From: BKF on 5 May 2010 14:11 A user is sending a word document that was zipped via Outlook 2003 SP3. Some users complained of a corrupted file and cant open the file. Others have no problem opening and/or unzipping the file? Any ideas?? Thanks
From: Bob I on 5 May 2010 15:02 Have they saved the file outside of Outlook? BKF wrote: > A user is sending a word document that was zipped via Outlook 2003 SP3. > > Some users complained of a corrupted file and cant open the file. > > Others have no problem opening and/or unzipping the file? > > Any ideas?? Thanks
From: Brian Tillman [MVP-Outlook] on 5 May 2010 15:45 "BKF" <BKF(a)discussions.microsoft.com> wrote in message news:8A5FEE56-D285-4092-A345-23A1DBC6CE04(a)microsoft.com... >A user is sending a word document that was zipped via Outlook 2003 SP3. > > Some users complained of a corrupted file and cant open the file. > > Others have no problem opening and/or unzipping the file? Clearly, then, the problem is on the recipient's side and not the sender's. -- Brian Tillman [MVP-Outlook]

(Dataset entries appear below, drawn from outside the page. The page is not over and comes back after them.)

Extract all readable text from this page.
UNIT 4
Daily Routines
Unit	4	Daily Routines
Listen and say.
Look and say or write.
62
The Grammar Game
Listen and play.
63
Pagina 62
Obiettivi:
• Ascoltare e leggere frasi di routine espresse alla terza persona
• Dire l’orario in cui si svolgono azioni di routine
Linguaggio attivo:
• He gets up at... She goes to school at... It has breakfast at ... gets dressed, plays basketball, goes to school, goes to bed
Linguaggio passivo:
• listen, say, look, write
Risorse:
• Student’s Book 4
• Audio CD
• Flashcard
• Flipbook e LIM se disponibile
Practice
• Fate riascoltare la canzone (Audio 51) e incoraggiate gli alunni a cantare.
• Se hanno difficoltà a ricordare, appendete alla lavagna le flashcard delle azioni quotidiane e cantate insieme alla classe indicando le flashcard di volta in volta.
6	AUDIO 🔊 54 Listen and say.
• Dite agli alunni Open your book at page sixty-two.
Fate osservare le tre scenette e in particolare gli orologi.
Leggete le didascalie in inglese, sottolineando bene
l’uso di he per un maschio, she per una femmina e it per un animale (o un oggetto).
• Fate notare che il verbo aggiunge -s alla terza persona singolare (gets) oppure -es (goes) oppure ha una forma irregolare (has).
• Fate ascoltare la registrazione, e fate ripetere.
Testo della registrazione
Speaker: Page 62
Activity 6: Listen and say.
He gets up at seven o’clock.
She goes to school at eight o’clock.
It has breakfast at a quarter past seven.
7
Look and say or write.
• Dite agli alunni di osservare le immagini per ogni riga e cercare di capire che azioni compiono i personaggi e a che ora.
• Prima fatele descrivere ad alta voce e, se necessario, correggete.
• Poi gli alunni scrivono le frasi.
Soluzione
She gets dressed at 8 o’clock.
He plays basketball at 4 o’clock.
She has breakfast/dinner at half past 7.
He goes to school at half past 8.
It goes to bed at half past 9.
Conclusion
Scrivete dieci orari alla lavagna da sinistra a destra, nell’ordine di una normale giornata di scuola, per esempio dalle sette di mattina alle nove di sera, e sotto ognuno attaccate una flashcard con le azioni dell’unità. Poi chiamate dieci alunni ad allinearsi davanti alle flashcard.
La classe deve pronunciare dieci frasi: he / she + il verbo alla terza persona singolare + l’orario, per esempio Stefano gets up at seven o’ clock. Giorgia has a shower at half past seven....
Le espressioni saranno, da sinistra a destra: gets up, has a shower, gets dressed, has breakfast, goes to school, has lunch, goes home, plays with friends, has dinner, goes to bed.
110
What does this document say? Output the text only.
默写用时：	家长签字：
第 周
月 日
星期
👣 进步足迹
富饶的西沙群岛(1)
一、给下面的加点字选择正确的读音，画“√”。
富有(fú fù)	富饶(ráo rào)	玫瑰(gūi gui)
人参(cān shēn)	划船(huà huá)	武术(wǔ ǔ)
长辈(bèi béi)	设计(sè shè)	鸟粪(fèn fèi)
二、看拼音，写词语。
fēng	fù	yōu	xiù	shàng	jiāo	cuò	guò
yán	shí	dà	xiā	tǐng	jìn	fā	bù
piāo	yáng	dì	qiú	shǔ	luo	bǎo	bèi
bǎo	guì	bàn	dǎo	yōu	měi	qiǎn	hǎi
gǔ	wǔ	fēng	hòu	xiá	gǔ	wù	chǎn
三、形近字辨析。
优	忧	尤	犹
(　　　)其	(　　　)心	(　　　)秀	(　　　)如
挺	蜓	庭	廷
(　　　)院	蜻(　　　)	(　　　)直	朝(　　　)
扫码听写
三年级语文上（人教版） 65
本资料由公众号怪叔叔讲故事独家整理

From: VanguardLH on 5 May 2010 20:22 BKF wrote: > A user is sending a word document that was zipped via Outlook 2003 SP3. > > Some users complained of a corrupted file and cant open the file. > > Others have no problem opening and/or unzipping the file? > > Any ideas?? Thanks Outlook doesn't "zip" any attachments. That is a function of some 3rd party add-on that you installed for the sender's instance of Outlook. BxAutoZip is one example of such an add-on. Have the sender uninstall that add-on, zip the file on the hard disk BEFORE attaching it, and then attach the .zip file to their outbound e-mail. If that works then the problem is with structure generated by whatever add-on was used before for compressing the attachment. Some recipients may be using de-archiving utilities that are more forgiving or corrupted structure (usually the header) in the compressed file. More likely the problem in opening the .zip file by the recipients is on the recipient's end (since some recipients can use the attachment okay). However, as for doing the original archiving into a compression file, that isn't a function of Outlook but of whatever add-on was installed for that function. Rather than wasting time for all the recipients to troubleshoot their hosts, have the sender stop using whatever add-on they installed in Outlook to do the archiving and do it on the hard disk first and then attach the .zip file.